Wariu declara que “por muitas vezes, até ficamos tristes de ver que muita gente, seja sem nenhuma maldade, acabam por utilizar delas sem ao menos saber o seu contexto ou a sua usabilidade. Claro que temos a liberdade de ir e vir, e usar o que a gente quiser, sem o famigerado “mimimi”, mas, ao menos, custaria saber o que ela realmente representa? E que isso vai muito além da beleza e da estética, mas também expressa uma história de resistência e sabedoria que agregaria muito às pessoas que queiram conhecer e, consequentemente, respeitar.”

“Homenagens não apagam a história sangrenta dos povos indígenas no Brasil.

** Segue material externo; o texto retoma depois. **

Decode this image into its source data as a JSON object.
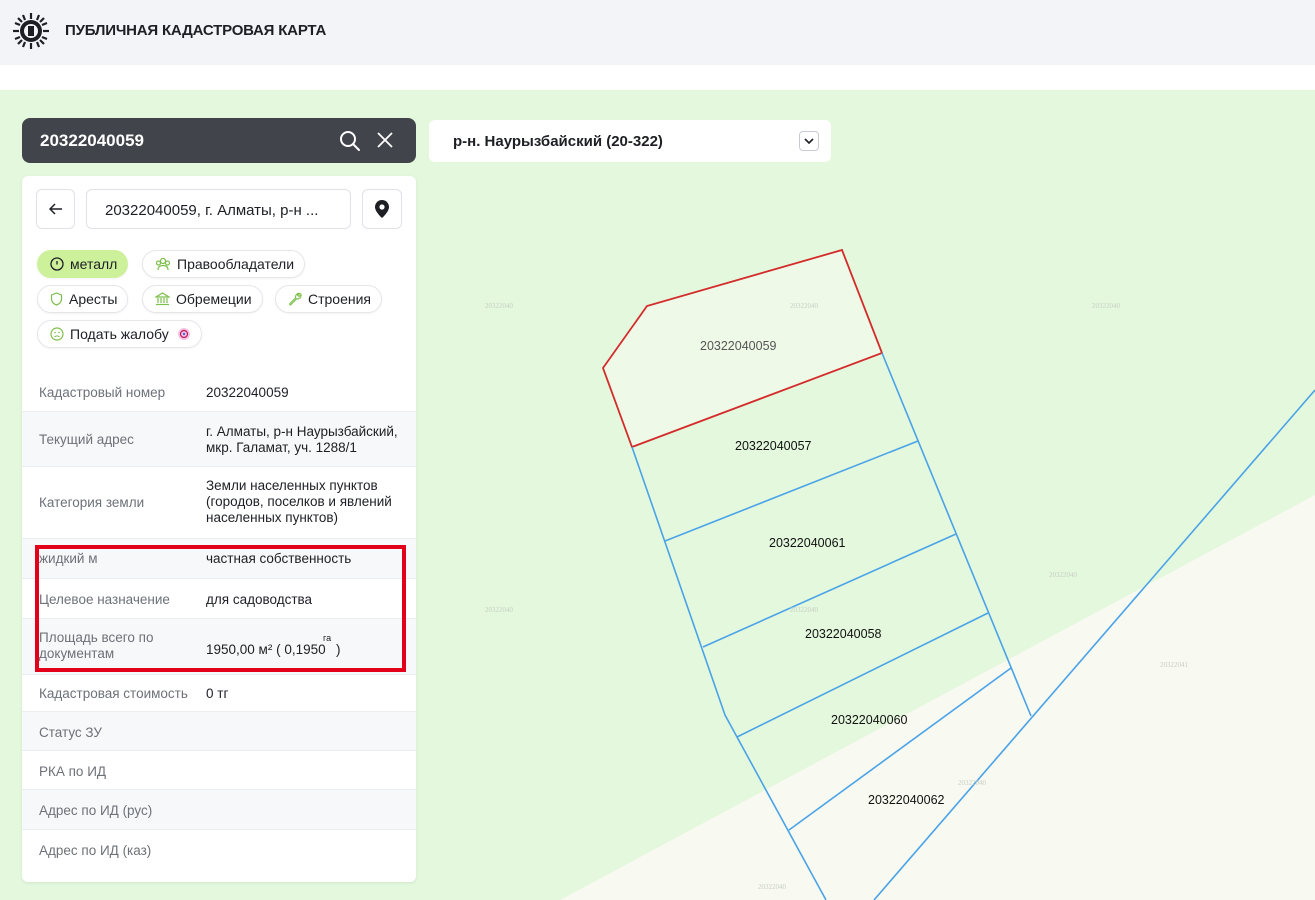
{
  "header": {
    "title": "ПУБЛИЧНАЯ КАДАСТРОВАЯ КАРТА"
  },
  "search": {
    "value": "20322040059"
  },
  "district": {
    "label": "р-н. Наурызбайский (20-322)"
  },
  "panel": {
    "address_short": "20322040059, г. Алматы, р-н ...",
    "chips": {
      "metal": "металл",
      "owners": "Правообладатели",
      "arrests": "Аресты",
      "encumbrances": "Обремеции",
      "buildings": "Строения",
      "complaint": "Подать жалобу"
    },
    "rows": [
      {
        "label": "Кадастровый номер",
        "value": "20322040059"
      },
      {
        "label": "Текущий адрес",
        "value": "г. Алматы, р-н Наурызбайский, мкр. Галамат, уч. 1288/1"
      },
      {
        "label": "Категория земли",
        "value": "Земли населенных пунктов (городов, поселков и явлений населенных пунктов)"
      },
      {
        "label": "жидкий м",
        "value": "частная собственность"
      },
      {
        "label": "Целевое назначение",
        "value": "для садоводства"
      },
      {
        "label": "Площадь всего по документам",
        "value": "1950,00 м² ( 0,1950",
        "value_sup": "га",
        "value_tail": ")"
      },
      {
        "label": "Кадастровая стоимость",
        "value": "0 тг"
      },
      {
        "label": "Статус ЗУ",
        "value": ""
      },
      {
        "label": "РКА по ИД",
        "value": ""
      },
      {
        "label": "Адрес по ИД (рус)",
        "value": ""
      },
      {
        "label": "Адрес по ИД (каз)",
        "value": ""
      }
    ]
  },
  "map": {
    "parcels": [
      "20322040059",
      "20322040057",
      "20322040061",
      "20322040058",
      "20322040060",
      "20322040062"
    ],
    "faint_labels": [
      "20322040",
      "20322040",
      "20322040",
      "20322040",
      "20322040",
      "20322040",
      "20322041",
      "20322040",
      "20322040"
    ]
  },
  "colors": {
    "selected_outline": "#d42b2b",
    "parcel_outline": "#4aa3e8",
    "highlight": "#e3001b",
    "accent": "#cdf09b"
  }
}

Não precisamos de homenagens, precisamos de justiça e a garantia de nossos territórios” relata Benício Pitiguary, que acredita que as pessoas deveriam conhecer mais da história indígena, pois é sua própria história. “Entender como a ocupação de terras se deu de maneira tão violenta no Brasil é fundamental para compreender a situação indígena atual.”

Procurar por organizações e indígenas é uma forma de obter mais conhecimento e informações verídicas sobre a história e vivência deste povo, além de apoiar indígenas ocupando diferentes espaços na sociedade atual.